Standard SSFP images performed in a 32-year-old woman referred for reasons unrelated to her final diagnosis. In Fig. 14-9 left panel, standard two-chamber view provides the rationale for why the large FOV is a valuable commodity for CMR, where a moderate-sized patent ductus arteriosum is seen. Using PVM, the Qp:Qs was quantified as 1.3:1 and she underwent uneventful percutaneous coil closure and went home the following day.
Case Study 10.
A 35-year-old man presents with a harsh pan-cyclic murmur, heard most prominently along his back, with symmetric pulse in his upper extremities but diminished pulses bilaterally in his lower extremities. A coarctation was suspected, as confirmed on the 20-second MRA acquisition (see Fig. 14-10, arrow). Note the severe coarctation and poststenotic dilatation. Additionally, an indication of the collateral circulation to the lower extremities can be gleaned from the widely dilated right internal mammary artery (chevron).
Case Study 11.
A 36-year-old man with a history of Tetralogy of Fallot and large left bronchial collaterals has undergone several repairs since age of 6 years. He presents with a 6-day history of chest pain and progressive dyspnea on exertion. His admitting electrocardiogram (ECG) reveals a right bundle branch block, and negative cardiac enzymes. The patient continued to deteriorate, requiring mechanical ventilation, whereupon a transesophageal echocardiography was performed which suggested an ascending aortic aneurysm with possible focal dissection and normal left and right sized ventricle. To further delineate the anatomy, a CMR was performed which revealed gargantuan left and right ventricles measuring 98 mm and 54 mm in enddiastole, respectively (see Fig. 14-11). The left ventricle was extensively compressed from the right ventricle, resulting in severe distortion in the superior-inferior direction. The left atrium was markedly dilated and tubular, due to marked posterior dilation and displacement of the ascending aortic aneurysm.
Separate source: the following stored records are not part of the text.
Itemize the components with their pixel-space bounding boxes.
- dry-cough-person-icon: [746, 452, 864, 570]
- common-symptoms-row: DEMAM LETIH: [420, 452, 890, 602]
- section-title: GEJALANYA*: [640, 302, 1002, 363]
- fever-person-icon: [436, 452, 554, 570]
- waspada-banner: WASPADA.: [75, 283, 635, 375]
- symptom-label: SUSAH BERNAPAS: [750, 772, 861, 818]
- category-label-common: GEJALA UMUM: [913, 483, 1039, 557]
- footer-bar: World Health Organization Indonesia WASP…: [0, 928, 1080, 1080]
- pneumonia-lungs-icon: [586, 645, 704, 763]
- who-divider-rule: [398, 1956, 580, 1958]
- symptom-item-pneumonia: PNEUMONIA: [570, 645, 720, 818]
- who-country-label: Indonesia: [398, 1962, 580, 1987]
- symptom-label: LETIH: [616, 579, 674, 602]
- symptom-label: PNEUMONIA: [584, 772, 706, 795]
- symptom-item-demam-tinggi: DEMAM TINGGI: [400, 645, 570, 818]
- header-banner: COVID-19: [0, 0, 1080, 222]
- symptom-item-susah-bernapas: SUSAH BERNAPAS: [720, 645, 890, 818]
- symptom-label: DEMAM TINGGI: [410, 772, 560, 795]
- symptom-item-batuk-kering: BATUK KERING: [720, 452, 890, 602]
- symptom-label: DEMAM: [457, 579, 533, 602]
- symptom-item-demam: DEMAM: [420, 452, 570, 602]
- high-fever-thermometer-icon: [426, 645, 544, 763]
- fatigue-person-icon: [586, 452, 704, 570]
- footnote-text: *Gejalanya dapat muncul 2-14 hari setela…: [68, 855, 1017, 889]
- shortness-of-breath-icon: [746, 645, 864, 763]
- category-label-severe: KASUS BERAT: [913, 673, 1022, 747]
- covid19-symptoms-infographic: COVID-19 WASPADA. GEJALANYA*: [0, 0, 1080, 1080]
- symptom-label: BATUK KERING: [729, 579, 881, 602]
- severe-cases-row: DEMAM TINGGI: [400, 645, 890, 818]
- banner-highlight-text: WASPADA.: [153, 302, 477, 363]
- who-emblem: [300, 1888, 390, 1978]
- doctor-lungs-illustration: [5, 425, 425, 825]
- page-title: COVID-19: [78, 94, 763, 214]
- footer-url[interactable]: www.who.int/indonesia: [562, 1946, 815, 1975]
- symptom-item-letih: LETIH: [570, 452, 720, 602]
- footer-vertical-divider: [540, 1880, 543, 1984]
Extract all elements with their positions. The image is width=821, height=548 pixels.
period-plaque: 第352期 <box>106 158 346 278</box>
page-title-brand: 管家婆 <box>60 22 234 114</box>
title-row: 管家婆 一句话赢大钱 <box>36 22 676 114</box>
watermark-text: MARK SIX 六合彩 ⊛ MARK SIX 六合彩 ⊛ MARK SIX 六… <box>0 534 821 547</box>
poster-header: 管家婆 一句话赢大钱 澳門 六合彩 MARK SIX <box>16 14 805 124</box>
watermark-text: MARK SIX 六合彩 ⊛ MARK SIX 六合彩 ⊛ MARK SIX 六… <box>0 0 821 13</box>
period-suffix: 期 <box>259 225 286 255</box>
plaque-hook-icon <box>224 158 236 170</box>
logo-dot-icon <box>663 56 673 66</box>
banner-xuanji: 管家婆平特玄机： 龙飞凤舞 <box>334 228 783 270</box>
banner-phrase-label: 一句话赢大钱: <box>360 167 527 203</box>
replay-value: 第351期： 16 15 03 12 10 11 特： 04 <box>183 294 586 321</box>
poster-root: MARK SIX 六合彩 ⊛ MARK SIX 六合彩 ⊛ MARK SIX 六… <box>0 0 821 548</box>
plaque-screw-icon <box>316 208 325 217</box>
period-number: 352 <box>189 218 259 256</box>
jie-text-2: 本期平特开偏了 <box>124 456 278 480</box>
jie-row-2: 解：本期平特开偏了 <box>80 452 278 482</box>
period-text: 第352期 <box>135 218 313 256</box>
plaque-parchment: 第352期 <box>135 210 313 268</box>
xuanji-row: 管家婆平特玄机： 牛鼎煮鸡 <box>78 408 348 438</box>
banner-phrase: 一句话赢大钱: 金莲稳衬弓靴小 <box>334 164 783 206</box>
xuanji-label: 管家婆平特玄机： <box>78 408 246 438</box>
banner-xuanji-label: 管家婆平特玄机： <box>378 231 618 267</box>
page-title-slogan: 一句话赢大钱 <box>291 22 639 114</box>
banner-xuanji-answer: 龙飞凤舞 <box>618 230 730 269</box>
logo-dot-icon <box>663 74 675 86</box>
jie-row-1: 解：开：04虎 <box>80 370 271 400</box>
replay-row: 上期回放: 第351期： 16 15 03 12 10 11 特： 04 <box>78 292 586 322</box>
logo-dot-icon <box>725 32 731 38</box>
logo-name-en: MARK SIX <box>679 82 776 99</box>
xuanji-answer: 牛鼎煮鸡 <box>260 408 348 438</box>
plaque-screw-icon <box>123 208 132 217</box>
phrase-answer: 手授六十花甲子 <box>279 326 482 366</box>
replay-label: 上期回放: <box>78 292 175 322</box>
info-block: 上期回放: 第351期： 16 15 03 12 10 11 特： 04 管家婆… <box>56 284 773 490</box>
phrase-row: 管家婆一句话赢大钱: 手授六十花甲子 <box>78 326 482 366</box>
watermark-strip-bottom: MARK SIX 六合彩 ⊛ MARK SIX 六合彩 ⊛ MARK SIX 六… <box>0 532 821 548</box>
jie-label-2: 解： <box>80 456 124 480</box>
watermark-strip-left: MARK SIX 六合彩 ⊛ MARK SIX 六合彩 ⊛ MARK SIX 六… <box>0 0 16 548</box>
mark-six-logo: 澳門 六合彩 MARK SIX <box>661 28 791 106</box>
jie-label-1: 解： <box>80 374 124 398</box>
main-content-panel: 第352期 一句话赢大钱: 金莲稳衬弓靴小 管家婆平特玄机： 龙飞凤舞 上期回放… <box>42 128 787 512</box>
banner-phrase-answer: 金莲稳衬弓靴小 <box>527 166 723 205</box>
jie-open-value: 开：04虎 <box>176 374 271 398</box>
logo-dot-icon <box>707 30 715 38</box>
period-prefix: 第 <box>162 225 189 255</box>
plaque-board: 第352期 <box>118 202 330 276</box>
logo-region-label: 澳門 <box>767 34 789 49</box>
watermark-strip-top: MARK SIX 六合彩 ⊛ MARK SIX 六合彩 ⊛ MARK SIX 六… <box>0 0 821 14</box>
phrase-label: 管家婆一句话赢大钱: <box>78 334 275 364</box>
The right ventricle was markedly dilated and hypertrophied with severe pulmonic, tricuspid, and AR. The sinus of Valsalva was markedly dilated measuring 61 mm whereas the proximal ascending aorta formed a gigantic aneurysm measuring 93 × 83 mm, terminating cranially into a nearly normal size aortic arch. Most importantly, there was a focal dissection in the anterior and right lateral wall of the aortic aneurysm. Additionally, several aorta-topulmonary (bronchial) collaterals were seen, with many communicating directly with the left atrium.